Замятин и прежде думал: снарядный осколок, двадцать с лишним лет назад распоровший ему живот, еще напомнит о себе, и привык к этой мысли. Но чем дольше лежал он в больнице, тем сильнее становилось чувство безысходности и неотвратимой беды, нависшей над ним. Хотя Замятин довольно быстро шел на поправку, это чувство не исчезало, бдительно бодрствуя где-то в глубине души, и в минуты полного одиночества, на которые обречен каждый прикованный к постели, властно захватывало сознание. «Нет, черта с два, мы еще поживем», — строптиво успокаивал он себя, но тут же понимал: этим не утешишься.
— На этот раз выкарабкались, — сказал хирург.
Замятин не удержался и спросил:
— Надолго, доктор?
— Я не пророк, — хмуро ответил врач.
Замятин провалялся в больнице с месяц, а потом еще пять дней пробыл дома. Ухаживала за ним мать. Она приехала из Подмосковья, где жила вместе с мужем — Можаевым. Матери было шестьдесят два года.
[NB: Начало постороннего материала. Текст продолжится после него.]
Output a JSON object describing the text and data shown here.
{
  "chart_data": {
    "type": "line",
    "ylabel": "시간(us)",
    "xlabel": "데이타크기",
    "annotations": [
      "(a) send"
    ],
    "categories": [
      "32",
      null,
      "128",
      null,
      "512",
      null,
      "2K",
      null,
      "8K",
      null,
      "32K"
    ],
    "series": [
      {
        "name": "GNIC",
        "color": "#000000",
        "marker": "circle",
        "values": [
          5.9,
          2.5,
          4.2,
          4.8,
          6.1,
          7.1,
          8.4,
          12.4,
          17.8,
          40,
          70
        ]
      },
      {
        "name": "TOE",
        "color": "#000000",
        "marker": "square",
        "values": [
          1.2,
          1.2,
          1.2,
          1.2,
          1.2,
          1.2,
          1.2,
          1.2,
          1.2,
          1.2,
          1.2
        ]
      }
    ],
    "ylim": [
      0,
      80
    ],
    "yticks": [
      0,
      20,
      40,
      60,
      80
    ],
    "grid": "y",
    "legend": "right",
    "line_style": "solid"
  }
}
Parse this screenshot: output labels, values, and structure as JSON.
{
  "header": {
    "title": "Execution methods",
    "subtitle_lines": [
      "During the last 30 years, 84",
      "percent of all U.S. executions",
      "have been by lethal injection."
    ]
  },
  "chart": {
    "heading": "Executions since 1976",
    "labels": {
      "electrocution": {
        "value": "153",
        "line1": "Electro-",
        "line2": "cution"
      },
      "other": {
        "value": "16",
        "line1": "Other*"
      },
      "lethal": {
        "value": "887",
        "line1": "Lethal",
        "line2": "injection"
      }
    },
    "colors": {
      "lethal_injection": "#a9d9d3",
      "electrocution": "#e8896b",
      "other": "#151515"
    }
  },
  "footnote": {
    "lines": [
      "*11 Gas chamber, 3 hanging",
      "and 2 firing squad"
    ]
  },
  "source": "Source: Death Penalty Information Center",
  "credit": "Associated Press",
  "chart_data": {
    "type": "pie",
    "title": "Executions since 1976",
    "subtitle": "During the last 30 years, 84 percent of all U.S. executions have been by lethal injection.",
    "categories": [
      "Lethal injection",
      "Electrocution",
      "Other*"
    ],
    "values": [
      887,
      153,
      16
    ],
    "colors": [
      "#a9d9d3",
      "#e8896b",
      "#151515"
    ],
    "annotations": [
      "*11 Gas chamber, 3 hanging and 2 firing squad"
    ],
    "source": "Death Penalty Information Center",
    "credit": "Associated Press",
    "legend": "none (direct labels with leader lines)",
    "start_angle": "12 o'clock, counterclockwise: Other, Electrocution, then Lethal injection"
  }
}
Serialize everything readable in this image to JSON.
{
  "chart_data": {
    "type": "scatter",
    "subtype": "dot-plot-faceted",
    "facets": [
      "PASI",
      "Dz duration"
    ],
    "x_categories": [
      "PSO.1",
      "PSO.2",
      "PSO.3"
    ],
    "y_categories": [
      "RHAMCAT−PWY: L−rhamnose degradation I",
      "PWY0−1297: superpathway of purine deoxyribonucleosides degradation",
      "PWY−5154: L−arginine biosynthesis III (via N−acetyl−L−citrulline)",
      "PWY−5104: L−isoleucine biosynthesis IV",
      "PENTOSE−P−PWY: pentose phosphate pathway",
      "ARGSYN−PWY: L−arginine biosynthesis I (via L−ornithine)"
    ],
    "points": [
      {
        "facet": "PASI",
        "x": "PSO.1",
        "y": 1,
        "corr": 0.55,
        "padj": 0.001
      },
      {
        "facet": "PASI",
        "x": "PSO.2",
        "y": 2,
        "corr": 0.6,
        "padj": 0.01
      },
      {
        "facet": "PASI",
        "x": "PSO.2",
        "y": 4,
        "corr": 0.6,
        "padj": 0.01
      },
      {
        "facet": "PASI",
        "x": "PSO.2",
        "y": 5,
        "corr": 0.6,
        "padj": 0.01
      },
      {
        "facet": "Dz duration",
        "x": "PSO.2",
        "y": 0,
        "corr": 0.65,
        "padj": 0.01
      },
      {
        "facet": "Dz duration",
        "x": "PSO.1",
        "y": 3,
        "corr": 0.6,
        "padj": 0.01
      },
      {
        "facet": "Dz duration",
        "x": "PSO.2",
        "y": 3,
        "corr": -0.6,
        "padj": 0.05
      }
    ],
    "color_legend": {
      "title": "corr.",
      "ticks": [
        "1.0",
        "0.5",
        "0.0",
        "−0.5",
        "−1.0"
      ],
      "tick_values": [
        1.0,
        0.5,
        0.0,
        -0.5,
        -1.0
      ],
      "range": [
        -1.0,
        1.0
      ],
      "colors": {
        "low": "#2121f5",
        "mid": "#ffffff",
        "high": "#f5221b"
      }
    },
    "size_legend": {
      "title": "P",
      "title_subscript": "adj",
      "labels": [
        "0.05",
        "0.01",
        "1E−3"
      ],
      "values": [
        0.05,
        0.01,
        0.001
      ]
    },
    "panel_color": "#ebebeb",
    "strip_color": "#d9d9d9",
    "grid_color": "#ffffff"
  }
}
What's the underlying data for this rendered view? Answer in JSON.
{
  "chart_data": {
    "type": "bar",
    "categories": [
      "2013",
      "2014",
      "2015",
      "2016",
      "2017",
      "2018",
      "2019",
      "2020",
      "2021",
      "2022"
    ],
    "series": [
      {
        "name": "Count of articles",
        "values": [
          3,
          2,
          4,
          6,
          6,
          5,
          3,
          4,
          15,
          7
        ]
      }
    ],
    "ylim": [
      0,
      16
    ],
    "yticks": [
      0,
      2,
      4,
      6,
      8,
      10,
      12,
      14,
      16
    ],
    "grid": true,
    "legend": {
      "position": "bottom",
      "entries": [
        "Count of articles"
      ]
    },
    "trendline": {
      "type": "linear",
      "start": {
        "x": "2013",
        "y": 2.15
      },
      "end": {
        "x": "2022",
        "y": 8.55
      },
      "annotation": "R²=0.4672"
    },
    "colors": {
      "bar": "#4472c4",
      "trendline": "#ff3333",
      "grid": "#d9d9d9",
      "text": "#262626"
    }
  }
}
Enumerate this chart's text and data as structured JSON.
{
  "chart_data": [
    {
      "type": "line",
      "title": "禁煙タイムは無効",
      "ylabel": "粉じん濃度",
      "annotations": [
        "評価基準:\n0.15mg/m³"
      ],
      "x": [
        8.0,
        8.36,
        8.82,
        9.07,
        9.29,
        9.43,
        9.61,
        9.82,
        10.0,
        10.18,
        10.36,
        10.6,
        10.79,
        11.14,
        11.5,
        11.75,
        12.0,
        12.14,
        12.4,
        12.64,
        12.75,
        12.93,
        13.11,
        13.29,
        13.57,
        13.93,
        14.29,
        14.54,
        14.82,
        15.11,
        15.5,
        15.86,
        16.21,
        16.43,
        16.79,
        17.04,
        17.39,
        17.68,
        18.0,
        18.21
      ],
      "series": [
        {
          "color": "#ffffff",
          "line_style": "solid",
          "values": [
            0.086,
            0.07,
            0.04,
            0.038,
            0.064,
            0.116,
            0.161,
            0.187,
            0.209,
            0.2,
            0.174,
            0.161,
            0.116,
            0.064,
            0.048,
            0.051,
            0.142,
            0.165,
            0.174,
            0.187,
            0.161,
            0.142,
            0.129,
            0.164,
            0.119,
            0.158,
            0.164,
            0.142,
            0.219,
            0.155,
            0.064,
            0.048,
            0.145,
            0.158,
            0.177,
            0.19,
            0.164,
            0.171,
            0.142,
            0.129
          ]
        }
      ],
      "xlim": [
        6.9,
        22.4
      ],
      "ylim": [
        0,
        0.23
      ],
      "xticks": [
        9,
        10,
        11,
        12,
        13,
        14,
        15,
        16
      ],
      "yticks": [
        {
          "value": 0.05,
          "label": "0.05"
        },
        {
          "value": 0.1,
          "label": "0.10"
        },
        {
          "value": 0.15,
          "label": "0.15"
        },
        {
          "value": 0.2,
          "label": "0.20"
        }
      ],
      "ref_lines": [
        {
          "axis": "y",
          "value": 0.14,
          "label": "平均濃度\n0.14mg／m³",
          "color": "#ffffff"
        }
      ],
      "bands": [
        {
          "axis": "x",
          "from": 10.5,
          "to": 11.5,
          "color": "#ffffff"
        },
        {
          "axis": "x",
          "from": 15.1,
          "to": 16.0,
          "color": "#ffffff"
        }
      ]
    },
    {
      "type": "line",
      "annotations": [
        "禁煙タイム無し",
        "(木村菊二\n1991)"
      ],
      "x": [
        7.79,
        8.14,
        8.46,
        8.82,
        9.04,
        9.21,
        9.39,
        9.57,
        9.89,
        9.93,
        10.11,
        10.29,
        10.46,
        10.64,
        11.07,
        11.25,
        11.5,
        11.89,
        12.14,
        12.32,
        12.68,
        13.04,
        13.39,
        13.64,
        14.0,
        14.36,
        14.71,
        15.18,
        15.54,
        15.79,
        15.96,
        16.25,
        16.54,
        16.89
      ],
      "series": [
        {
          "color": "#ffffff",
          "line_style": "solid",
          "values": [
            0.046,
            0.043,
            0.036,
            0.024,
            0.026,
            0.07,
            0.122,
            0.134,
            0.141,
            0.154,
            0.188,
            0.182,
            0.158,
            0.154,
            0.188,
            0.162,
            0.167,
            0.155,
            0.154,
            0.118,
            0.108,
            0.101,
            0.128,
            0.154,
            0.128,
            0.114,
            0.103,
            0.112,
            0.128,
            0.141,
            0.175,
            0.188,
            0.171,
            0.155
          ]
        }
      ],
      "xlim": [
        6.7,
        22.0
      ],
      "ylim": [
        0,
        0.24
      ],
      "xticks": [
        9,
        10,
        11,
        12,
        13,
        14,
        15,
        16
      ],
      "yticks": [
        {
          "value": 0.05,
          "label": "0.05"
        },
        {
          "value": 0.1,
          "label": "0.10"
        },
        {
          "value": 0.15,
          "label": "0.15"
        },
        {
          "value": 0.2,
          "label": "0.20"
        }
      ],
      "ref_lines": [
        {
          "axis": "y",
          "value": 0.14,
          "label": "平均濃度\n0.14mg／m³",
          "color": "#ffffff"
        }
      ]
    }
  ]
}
Вставала она рано, делала зарядку, принимала холодный душ и жаловалась, что в городе, закованном в асфальт, негде ходить на лыжах. Замятин всегда радовался ее здоровью, хоть на вид была она хрупкой. Мать варила по утрам душистый кофе, потом отправлялась по магазинам, возвращалась довольная и долго рассказывала о своих встречах в очередях и троллейбусах с незнакомыми людьми. Рассказы были веселыми, и Замятин знал, что мать наполовину выдумывала их, — она всегда была выдумщицей. Делала она это нарочно, чтоб ему было веселей, и поэтому Замятину чудилось, что в словах матери умело прячется тоскливая горечь.
Все пять дней, пока он был дома после больницы, мать провела с ним почти неразлучно. Перед отъездом внезапно заговорила о своем муже:
— Клавдий Иванович очень хотел тебя видеть.
Замятин насторожился. С Можаевым его разделяла давняя немая вражда.
— Что ему нужно? — насупился Замятин и тут же понял: не следовало бы говорить так резко. Мать сделала вид, что не заметила его раздраженного тона.